ROMA – L’Italia paga dazio sui lavoratori in nero e perde 20 miliardi e 60 milioni di euro. I dati dicono che nel 2017 i lavoratori senza contratto sono 1milione 538mila, persone ‘fantasma’ che alimentano il lavoro sommerso a cui le aziende non hanno versato i dovuti contributi previdenziali(su tre aziende controllate ce n’è in media uno).
Cifra in diminuzione
I lavoratori in ‘nero’ in Italia sembrano diminuire. Nel biennio 2015-2016 sono infatti 200mila in meno. Lo rivela la Fondazione studi dei consulenti del lavoro, che ha rielaborato i dati del primo anno di attività dell’Ispettorato nazionale del lavoro.

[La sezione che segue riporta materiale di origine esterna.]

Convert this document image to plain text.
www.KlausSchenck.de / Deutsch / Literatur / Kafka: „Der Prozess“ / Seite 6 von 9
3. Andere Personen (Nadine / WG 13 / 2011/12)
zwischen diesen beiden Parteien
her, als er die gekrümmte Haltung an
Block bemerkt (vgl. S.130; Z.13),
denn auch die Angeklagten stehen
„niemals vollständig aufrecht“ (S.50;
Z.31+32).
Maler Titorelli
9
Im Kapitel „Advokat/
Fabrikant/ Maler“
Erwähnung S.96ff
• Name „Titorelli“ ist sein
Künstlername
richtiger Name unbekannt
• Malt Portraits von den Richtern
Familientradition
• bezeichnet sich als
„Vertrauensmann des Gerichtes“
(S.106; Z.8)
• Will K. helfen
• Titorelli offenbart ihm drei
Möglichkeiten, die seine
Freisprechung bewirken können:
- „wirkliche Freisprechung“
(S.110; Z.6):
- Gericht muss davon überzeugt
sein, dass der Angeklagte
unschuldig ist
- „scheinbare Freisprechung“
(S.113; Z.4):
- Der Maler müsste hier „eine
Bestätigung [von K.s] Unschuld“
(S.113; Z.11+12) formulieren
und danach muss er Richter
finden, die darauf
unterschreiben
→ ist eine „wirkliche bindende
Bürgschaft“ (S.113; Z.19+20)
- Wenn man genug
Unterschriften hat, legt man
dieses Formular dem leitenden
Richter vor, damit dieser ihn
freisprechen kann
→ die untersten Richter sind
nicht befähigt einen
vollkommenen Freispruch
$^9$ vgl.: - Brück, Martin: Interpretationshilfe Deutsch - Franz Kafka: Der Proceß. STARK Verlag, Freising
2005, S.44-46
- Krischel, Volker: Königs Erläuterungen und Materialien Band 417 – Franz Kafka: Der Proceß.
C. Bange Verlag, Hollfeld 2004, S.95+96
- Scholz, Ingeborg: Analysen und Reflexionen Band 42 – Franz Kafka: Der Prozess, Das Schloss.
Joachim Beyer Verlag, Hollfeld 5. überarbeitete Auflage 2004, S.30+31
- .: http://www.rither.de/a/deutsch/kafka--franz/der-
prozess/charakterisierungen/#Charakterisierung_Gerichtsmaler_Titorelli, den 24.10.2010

Le irregolarità riscontrate
L’anno scorso sono state 160.347 le aziende verificate che presentavano irregolarità riguardanti almeno un occupato sono state 103.498,il 64,5%” del totale. Nel 2017 l’Ispettorato ha raggiunto alcuni obiettivi, applicando le nuove, più pesanti sanzioni in materia di caporalato nel settore agricolo: si registrano il deferimento di 94 persone all’Autorità Giudiziaria, delle quali 31 in stato di arresto, e l’individuazione di 387 lavoratori vittime di sfruttamento. La legge cerca di tutelare i lavoratori e le forze dell’ordine alzano il livello di guardia.
Cos’è il laro in nero
Lavorare in nero vuol dire prestare la propria opera senza un vero contratto di lavoro, senza che il datore di lavoro versi i contributi allo Stato, senza poter usufruire delle ferie o più semplicemente con orari e prestazioni casuali o alla ‘buona’. In poche parole, senza che si faccia riferimento ai Contratti Nazionali di Lavoro. I lavoratori in nero rappresentano comunque una piaga sociale.